We live in the Internet of Things (IoT) era, in which virtually every facet of daily life is internet-accessible. Our medical records, spending habits, and social lives are all digitized and accessible online.
The risk of storing personal data online is that hackers will steal our data—or worse, our identities. (Don’t worry, there are things you can do to prevent this from happening and recourse in case it ever does!) But online networks store more than just personal information.
Many of our critical systems are also internet-accessible, including power grids and water treatment plants, posing threats to the livelihood of all who depend on them. As technology advances, hardware and operational technology (OT) like self-driving cars, AI, and drones are also connected to online networks and able to be controlled remotely.
So what if that control fell into the wrong hands? Podcast host Cody Johnston envisions this type of OT-hacking in this tweet from February:
“My Tesla got hacked and is doing donuts in my yard, and I can’t get in because the handles have frozen over. It is blaring La Bamba at 3am and the tires have started to melt. To be clear, this is my fault. I have no issue with Tesla.”
This hilarious scenario might sound far-fetched, but it’s more realistic than we think.
In January of 2022, a 19-year-old white-hat hacker (meaning he demonstrates how systems can be hacked to educate the public rather than defraud them) named David Colombo tinkered with third-party software used by Teslas. He was able to remotely access 25 Teslas in 13 countries.

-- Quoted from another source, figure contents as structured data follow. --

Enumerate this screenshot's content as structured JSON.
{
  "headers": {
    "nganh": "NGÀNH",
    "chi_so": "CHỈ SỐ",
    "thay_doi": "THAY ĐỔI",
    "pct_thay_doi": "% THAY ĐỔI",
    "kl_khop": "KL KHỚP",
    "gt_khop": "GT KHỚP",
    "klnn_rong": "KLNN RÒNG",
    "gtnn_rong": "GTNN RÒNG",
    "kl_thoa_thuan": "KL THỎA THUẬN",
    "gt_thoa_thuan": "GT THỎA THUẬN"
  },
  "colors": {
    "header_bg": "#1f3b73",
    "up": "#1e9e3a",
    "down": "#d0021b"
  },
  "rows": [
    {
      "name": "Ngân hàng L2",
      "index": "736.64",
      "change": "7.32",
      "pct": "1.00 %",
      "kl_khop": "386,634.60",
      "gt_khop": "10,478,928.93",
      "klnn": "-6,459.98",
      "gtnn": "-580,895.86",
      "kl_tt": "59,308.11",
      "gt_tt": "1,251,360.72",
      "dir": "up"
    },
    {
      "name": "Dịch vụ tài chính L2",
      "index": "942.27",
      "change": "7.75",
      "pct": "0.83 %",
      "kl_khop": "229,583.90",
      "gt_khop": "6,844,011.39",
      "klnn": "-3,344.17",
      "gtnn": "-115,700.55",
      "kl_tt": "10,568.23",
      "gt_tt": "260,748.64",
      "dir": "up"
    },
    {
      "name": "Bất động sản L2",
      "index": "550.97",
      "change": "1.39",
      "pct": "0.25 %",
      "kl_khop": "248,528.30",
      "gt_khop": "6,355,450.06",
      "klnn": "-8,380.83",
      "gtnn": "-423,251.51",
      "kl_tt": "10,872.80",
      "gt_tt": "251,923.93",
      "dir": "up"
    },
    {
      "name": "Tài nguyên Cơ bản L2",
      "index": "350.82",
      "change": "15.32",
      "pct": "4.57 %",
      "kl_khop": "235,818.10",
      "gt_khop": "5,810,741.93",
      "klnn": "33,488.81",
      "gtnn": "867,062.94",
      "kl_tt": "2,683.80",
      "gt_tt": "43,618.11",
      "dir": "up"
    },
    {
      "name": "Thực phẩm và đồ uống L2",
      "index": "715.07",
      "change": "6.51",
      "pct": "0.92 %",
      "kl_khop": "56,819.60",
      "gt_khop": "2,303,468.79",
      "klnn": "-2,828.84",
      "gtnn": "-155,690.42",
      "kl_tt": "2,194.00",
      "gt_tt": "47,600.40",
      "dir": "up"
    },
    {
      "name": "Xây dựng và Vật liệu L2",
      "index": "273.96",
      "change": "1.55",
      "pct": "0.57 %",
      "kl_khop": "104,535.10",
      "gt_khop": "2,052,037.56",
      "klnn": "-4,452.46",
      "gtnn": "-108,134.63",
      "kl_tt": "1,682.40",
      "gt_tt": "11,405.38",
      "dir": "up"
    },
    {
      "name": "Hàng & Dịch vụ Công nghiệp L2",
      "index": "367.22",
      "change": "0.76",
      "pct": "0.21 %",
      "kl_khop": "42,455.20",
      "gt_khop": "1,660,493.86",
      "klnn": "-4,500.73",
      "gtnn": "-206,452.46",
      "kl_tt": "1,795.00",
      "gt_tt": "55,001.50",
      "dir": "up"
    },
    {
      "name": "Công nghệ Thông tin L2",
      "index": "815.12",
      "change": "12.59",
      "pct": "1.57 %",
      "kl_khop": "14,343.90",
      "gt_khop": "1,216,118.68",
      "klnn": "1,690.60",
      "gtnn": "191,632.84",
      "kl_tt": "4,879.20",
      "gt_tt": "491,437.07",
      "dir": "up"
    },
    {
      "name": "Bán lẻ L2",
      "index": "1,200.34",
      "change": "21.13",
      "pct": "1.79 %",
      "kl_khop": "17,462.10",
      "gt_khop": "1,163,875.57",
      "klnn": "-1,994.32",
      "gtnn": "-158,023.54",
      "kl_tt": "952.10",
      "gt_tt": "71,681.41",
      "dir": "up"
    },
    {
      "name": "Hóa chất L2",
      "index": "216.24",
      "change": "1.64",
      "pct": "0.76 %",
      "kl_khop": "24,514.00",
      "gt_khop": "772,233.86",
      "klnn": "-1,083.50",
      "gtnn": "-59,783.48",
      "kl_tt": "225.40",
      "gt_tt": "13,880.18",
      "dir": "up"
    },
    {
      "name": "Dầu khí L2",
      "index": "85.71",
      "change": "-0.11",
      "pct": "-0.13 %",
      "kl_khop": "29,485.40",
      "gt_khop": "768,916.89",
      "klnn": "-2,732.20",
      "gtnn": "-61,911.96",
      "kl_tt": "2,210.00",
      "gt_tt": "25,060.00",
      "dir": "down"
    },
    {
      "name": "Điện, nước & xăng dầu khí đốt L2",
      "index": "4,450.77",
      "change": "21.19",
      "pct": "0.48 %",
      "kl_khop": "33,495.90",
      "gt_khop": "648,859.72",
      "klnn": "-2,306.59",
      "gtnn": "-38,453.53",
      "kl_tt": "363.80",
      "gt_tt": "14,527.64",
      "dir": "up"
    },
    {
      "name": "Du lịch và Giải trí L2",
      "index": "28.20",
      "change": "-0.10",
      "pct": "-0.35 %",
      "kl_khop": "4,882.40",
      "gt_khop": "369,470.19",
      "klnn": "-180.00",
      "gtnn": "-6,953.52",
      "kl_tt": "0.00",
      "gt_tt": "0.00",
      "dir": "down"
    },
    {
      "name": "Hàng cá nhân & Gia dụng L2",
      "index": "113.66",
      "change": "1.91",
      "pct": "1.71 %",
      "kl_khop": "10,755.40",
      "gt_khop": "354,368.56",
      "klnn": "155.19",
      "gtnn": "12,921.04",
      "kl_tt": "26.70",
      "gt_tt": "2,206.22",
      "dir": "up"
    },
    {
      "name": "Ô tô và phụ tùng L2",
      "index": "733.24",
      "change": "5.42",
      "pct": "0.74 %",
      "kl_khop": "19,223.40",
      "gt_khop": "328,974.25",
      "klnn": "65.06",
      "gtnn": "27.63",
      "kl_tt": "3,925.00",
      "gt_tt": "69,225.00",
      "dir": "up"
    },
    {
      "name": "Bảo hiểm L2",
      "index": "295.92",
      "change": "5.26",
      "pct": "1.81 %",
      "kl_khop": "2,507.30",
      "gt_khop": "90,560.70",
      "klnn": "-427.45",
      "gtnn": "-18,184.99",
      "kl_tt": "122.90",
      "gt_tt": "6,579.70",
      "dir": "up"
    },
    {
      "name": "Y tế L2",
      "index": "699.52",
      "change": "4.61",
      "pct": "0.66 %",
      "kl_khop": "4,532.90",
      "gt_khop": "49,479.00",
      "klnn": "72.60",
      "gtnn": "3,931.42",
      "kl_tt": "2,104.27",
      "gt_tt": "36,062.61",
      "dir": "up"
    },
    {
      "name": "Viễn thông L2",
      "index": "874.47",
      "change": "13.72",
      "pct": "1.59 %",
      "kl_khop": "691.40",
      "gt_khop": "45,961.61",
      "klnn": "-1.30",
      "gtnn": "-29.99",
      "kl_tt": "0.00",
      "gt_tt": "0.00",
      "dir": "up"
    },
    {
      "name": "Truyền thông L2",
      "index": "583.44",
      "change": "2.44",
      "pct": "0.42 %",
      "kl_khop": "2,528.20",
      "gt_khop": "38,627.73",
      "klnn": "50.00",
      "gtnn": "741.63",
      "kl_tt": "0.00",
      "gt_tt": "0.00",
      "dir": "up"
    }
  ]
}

While Colombo wasn’t able to “drive” the cars remotely (no donuts were performed), he was able to unlock the cars and disable their security systems—and even play Rick Astley through their speakers on YouTube. He could also start the cars, open the windows, and manipulate the lights, which could be distracting and dangerous for drivers.
Colombo was able to send commands to the cars because of an unsecured third-party software called TeslaMate, used by a small percentage of Teslas, controlling vehicle functions through Tesla’s API. Because of Colombo’s discovery, TeslaMate released an update preventing remote access by unauthorized users.
In his Medium post detailing how he achieved this hack, Colombo stresses that users should take security into their own hands. He suggests being cautious of whom you share credentials with and updating software often to the latest and most secure versions.
This hack underscores the vulnerability of internet-accessible tech. Colombo asked Tesla Motors CEO Elon Musk if there would still be an emergency switch to cut Tesla’s internet connectivity—an idea that was once introduced by Tesla but never realized. Musk has yet to reply to the tweet.
The European Union Agency for Cybersecurity issued a report in 2021 warning consumers of the dangers of AI in autonomous driving vehicles. The report states that AI meant to interpret traffic and road signs can be thrown off by painted-over signs or lines on the road as part of an intentional attack by threat actors.
With malicious intent, any technology that operates using AI, or was built with AI, including airplanes and industrial robots, is subject to manipulation. Without vigilance on the part of tech companies, unintended actions can be programmed into and carried out by OT.
The tech community (including people like David Colombo in Germany) continues to help consumers and hold the industry accountable to thoroughly test the security of their products against hackers.
However, consumers can also take some steps to protect their devices, Tesla or otherwise. In addition to running regular software updates and keeping credentials and personal information secure, consumers can make informed choices about the products they use by doing cursory research on a brand’s security practices.